Publicado originalmente no RFI
Por Lúcia Müzell
A CPI da Covid mal foi anunciada no Senado e já é alvo de pressões. O presidente Jair Bolsonaro pediu a pelo menos um senador, Jorge Kajuru, para que comissão investigue não apenas a gestão da pandemia pelo governo federal, mas também por governos estaduais e prefeituras, numa tentativa de dispersar as responsabilidades pelas mais de 353 mil mortes por coronavírus registradas no país até o momento.
Enquanto isso, mais de 100 pedidos de impeachment do presidente já foram protocolados no Congresso. Dois deles são assinados pelo advogado Mauro Menezes, que acredita que, “cedo ou tarde”, Jair Bolsonaro terá de responder pela negação da pandemia e a omissão diante do avanço da doença no Brasil.
“Há de prevalecer o ordenamento jurídico e o império do Direito. É inevitável que Jair Bolsonaro venha a responder por seus crimes, sejam crimes de responsabilidade, sejam crimes comuns”, alega o advogado em Brasília e ex-presidente da Comissão de Ética Pública da Presidência da República. “Jair Bolsonaro tem um encontro marcado com a história e com as barras dos tribunais. Isso não é algo perceptível apenas por nós, juristas. É perceptível pelas pessoas que tenham bom senso e conheçam as leis e a Constituição.”

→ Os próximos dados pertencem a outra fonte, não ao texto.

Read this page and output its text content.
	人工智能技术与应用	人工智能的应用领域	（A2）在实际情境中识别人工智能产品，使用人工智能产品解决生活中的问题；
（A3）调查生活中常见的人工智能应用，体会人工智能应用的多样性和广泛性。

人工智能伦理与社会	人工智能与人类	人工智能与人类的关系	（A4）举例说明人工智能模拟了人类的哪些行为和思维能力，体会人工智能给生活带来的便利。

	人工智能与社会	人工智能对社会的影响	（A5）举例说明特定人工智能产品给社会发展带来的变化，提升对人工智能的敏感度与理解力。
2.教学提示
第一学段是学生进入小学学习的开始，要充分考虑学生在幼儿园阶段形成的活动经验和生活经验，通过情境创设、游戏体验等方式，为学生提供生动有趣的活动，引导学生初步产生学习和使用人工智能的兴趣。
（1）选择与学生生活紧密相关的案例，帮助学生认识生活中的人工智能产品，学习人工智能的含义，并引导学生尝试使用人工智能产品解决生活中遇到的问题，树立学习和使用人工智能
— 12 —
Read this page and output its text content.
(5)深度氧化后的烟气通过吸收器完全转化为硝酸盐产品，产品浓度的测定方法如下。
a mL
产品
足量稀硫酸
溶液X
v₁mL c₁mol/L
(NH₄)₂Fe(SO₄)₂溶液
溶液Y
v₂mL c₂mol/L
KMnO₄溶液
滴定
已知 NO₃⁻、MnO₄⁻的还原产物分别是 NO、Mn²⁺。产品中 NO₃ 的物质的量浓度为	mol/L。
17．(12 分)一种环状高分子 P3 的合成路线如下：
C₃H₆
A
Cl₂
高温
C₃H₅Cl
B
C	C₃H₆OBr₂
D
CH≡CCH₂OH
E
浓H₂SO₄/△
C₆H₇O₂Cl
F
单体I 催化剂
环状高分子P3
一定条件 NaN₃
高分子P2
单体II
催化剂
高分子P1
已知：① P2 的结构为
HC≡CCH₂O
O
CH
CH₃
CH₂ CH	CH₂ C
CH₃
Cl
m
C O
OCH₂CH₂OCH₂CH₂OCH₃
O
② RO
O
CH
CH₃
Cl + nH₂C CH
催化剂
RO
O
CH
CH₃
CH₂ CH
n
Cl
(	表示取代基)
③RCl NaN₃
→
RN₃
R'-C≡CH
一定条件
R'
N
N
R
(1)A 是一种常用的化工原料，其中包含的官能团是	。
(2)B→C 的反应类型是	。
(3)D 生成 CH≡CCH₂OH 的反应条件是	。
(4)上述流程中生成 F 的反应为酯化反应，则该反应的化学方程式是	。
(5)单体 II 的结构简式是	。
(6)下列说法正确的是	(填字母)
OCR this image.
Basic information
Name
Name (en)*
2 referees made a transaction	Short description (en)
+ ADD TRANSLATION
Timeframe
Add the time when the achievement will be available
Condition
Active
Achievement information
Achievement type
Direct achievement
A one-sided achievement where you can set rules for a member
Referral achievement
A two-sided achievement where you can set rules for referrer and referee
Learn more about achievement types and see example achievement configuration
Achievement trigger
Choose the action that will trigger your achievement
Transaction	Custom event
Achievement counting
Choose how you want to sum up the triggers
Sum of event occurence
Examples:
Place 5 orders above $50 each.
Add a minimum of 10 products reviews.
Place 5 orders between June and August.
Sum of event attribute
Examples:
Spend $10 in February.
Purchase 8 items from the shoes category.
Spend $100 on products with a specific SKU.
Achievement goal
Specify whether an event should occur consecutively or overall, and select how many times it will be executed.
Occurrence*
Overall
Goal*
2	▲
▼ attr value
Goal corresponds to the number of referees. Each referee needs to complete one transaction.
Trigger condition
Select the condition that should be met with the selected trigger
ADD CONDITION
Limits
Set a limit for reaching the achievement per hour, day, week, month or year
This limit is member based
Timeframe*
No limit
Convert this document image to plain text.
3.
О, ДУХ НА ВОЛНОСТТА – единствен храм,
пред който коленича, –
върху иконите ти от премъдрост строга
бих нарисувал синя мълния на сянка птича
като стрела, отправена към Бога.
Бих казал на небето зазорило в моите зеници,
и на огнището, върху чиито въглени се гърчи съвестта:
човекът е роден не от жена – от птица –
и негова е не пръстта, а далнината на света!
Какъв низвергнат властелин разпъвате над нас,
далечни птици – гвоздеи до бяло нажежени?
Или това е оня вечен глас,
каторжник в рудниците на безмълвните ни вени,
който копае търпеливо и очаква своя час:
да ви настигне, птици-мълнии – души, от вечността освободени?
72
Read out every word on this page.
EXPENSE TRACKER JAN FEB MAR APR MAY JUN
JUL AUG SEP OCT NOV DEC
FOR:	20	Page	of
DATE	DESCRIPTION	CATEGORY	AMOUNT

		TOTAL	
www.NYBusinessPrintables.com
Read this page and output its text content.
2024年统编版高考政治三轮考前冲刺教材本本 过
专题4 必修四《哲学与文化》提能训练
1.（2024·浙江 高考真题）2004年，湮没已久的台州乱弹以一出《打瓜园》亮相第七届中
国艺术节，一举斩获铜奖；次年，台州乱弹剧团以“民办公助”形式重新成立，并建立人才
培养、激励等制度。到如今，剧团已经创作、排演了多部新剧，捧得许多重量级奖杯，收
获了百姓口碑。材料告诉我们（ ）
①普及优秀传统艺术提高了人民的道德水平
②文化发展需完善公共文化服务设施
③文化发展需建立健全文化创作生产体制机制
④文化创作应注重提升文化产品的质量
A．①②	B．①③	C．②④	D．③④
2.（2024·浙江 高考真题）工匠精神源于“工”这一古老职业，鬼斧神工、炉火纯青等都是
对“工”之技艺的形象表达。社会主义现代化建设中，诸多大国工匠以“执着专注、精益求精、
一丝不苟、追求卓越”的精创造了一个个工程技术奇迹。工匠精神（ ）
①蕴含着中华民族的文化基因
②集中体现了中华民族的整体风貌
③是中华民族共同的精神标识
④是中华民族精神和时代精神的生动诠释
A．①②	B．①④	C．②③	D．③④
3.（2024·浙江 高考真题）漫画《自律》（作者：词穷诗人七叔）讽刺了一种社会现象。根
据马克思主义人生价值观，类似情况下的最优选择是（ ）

Pedido de lockdown nacional
Em nome de cientistas e entidades sindicais e trabalhistas, Menezes e um grupo de advogados acabam de entregar ao STF (Supremo Tribunal Federal) uma ação para pedir a imposição de um lockdown nacional de 21 dias, para frear a dinâmica de contágios e mortes por Covid no país e trazer um alívio para os hospitais saturados. Reiteradamente, Bolsonaro se opõe a qualquer tipo de restrição de atividades comerciais e circulação de pessoas, apontadas pelos epidemiologistas como medidas fundamentais para conter a disseminação do vírus. O confinamento, alegam os requerentes, preservaria ao menos 22 mil vidas no mês de abril.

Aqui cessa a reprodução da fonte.